Na prática, a Petrobras trabalha dentro dessa faixa de preços. A decisão de reajustar ou não o valor leva em conta a competitividade da empresa e a participação no mercado, evitando repassar ao consumidor picos momentâneos de preços, como os causados por eventos geopolíticos de curta duração.
Isso significa que o preço não sobe mais? Não exatamente. A gasolina e o diesel ainda podem ter seus valores reajustados para cima ou para baixo. A diferença é que a nova política busca absorver flutuações de curto prazo, tornando as mudanças menos frequentes e, em tese, menos abruptas.
Uma crise global que eleve o preço do petróleo por um período prolongado ou uma forte alta do dólar, por exemplo, ainda pressionarão os custos e poderão levar a aumentos.
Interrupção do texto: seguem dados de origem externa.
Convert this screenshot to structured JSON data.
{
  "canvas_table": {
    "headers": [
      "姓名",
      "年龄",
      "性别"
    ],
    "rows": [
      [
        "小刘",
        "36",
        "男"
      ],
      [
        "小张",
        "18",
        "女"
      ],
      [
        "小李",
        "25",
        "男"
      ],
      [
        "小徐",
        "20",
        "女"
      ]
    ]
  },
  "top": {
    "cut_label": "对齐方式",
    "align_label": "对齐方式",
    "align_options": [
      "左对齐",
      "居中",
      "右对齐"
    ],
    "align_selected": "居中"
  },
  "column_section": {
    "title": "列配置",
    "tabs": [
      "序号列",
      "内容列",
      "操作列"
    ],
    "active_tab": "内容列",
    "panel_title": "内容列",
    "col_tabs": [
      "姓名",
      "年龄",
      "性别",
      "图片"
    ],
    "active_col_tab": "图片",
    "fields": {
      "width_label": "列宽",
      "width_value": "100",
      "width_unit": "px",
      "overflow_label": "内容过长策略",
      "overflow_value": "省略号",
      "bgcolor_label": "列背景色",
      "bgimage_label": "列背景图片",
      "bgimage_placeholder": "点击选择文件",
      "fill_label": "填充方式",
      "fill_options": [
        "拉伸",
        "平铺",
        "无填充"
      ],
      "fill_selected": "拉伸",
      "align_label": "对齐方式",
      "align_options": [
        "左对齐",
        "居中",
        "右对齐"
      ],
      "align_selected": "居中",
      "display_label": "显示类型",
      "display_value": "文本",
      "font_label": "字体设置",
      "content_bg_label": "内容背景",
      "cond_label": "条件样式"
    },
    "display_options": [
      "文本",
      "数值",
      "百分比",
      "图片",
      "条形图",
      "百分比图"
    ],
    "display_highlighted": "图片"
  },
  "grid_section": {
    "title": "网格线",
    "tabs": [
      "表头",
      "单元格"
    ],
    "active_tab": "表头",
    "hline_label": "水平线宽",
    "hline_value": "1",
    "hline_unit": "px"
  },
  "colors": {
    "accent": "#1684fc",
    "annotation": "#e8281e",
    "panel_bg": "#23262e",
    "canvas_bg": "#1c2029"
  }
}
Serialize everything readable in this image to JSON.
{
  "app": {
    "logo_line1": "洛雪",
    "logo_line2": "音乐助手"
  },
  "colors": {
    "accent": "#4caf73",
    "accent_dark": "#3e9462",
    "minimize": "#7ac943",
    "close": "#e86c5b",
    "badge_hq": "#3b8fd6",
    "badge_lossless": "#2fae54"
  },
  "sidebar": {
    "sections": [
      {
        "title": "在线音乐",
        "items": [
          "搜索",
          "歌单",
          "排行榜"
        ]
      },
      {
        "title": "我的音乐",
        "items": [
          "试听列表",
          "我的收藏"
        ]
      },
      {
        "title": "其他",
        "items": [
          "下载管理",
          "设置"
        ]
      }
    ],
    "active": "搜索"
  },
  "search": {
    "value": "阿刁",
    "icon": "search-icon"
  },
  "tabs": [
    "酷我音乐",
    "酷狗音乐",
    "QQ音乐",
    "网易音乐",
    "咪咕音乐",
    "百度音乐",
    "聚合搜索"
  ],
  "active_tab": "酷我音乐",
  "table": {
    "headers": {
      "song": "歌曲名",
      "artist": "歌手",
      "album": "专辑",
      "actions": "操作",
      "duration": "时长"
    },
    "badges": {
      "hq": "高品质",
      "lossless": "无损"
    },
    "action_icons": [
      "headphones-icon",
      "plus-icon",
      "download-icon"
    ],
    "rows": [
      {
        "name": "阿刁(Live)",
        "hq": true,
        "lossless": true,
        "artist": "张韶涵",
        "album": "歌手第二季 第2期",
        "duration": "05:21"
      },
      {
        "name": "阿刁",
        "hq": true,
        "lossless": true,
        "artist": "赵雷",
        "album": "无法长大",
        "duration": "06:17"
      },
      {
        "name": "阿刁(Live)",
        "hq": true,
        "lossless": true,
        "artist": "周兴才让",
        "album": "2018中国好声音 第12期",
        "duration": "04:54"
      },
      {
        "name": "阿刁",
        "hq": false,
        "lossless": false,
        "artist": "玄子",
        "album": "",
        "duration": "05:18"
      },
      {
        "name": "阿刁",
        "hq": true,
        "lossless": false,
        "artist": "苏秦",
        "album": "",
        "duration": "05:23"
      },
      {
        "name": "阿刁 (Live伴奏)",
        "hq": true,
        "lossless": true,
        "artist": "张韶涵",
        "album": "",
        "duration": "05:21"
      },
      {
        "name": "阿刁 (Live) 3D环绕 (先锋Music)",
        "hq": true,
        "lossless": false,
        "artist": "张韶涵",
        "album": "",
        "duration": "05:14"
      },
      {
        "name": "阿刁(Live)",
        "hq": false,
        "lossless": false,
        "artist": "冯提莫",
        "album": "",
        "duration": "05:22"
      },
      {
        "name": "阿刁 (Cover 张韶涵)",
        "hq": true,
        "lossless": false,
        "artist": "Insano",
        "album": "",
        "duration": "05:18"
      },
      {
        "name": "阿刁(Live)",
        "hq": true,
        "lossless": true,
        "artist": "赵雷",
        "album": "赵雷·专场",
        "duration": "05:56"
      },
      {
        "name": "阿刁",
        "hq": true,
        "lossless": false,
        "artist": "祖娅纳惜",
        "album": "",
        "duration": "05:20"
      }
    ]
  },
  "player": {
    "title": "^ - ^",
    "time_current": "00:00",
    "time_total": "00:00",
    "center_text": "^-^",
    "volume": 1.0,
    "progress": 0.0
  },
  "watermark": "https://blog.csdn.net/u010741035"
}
O objetivo da estratégia, que continua vigente, é criar um “amortecedor” contra a volatilidade extrema do dia a dia.
É fundamental lembrar que o valor que você paga na bomba não é apenas o definido pela Petrobras. Sobre o preço da refinaria ainda incidem impostos federais (Cide, PIS/Cofins) e estaduais (ICMS), além dos custos e das margens de lucro das distribuidoras e dos postos de combustíveis, sendo que a alíquota do ICMS varia entre os estados, o que também impacta o preço final.